Is there a "canonical" probabilistic version of the step function?

Question

Step and switch-like functions can be thought of as deterministic switches at some threshold, so smooth sigmoidal-like functions describe that switch with uncertainty around that value.

The machine learning literature discusses 'activation functions' extensively, but the choices are usually justified by application results. I am not aware of an argument for particular functions form first principles.

The heaviside function is sometimes approximated by $H(x) \approx \frac{1}{2} + \frac{1}{2}tanh(rx)$, and I think the gaussian CDF has a more immediate probabilistic interpretation.

Since probability distributions can be described as arising from idealized processes (e.g. gaussian from brownian motion, Gamma from sequence of exponential waiting times, binomial from repeated sampling with a fixed probability) my question is whether there is a canonical choice, or canonical choices depending on the process that generates the step function.

EDIT

The question is not whether there are continuous approximations to the step or Heaviside functions, nor whether there are functions that are popular or commonly used (so it's different from this question) as an alternative to the discontinuous step. The question is whether there are functions that represent probabilistic switch-like behavior and arise naturally from probabilistic reasoning (if not in general, for specific processes that generate some sort of switch).

Answer 1

Take a coin with probability of heads p. Flip the coin n times, where n is odd. Mark a success if at least half of them show heads, or a failure otherwise.
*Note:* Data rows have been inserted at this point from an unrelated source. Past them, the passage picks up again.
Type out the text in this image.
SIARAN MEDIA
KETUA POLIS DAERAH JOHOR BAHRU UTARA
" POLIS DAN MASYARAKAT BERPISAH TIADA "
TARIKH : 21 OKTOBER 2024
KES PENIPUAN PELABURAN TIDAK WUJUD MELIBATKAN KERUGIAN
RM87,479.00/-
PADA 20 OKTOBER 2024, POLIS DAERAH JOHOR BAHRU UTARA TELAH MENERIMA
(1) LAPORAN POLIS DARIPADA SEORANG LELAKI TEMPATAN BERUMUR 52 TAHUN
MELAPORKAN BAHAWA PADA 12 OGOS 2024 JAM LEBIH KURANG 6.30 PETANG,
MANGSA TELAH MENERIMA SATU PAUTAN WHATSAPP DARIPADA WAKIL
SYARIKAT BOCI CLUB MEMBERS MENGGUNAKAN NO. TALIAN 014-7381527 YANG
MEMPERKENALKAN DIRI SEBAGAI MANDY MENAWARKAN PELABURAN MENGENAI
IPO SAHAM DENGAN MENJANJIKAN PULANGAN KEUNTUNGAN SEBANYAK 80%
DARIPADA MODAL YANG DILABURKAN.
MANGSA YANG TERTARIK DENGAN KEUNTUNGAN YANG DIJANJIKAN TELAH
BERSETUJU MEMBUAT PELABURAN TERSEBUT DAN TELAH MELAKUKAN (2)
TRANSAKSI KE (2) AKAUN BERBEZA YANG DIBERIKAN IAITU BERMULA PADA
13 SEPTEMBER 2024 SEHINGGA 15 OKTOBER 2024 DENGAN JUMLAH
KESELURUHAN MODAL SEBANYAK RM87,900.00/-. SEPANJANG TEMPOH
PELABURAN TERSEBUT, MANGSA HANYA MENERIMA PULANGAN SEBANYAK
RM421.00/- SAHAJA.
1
This can be modeled by a polynomial that approaches the "step" function as n gets large; in this case it's a polynomial in Bernstein form with $n+1$ coefficients; the first $(n+1)/2$ are zeros and the rest are ones.

Any other kind of "switch" (which succeeds only if certain counts of heads occur) can be approximated with a suitable polynomial in Bernstein form: For coefficient $j$, where $j \in [0, n]$, set it to 1 if $j$ heads are treated as a success, and to 0 otherwise. See also the reference below.

EDIT (May 26):

I found a paper by Ferreira and Zocchi that appears to explore several probabilistic models for smooth versions of piecewise linear functions.

REFERENCES:

• Goyal, V. And Sigman, K., 2012. On simulating a class of Bernstein polynomials. ACM Transactions on Modeling and Computer Simulation (TOMACS), 22(2), pp.1-5.
• Ferreira, IEP, Zocchi, SS, "A family of smooth piecewise-linear models with probabilistic interpretations", https://arxiv.org/pdf/2011.07753.pdf

Answer 2

A probability distribution is a mathematical function; it assigns the probabilities to the outcomes of an experiment. A Bernoulli random variable takes the value $1$ with probability $p$ and the value $0$ with probability $1-p$ for some fixed $0 \le p\le 1.$ In this sense, it is a switch (it takes on values $0$ and $1$), and it is probabilistic (how often it takes the value $0$ or $1$ varies with $p$).

Answer 3

Depending on the underlying continuous probability distribution(s), different "soft" switch functions may appear.

$ f(x) = \frac{1}{2} + \frac{1}{2} \tanh (rx)$, also known as the logistic function, appears naturally when you have two normally distributed classes with equal variances (or covariance matrices, in a multidimensional case). It describes the probability that an observation with the continuous value $x$ was generated by one of the two classes. You may take a look at this post for details and one-dimensional derivation.

Also, logistic function fits well into the formalism of generalised linear models, through the natural parameter (as its inverse) of the Bernoulli distribution.

Incidentally, logistic function appears in physics as the Fermi-Dirac distribution, where it governs the distribution of a large class of elementary particles ("fermions"), e.g. electrons, over energy states.

The other "soft switch" from your question, the Gaussian CDF, appears naturally when the boundary between two "classes" can be modelled by the normal distribution. This is common e.g. in toxicology, where the exact lethal dose of a toxicant varies between individual subjects (bacteria, lab animals), but this variation follows (approximately) the normal distribution. In that case the Gaussian CDF gives you the probability that the particular dose will be lethal.

So, as you can see, both of your "soft switches" have some connection to the Gaussian distribution, which is quite common, thanks to the Central Limit Theorem. That's probably the closest you can get to being "canonical", and you still have to make some additional assumptions. And, of course, there are infinitely many other distributions and their combinations, leading to different "soft switches", but they are less common in practice.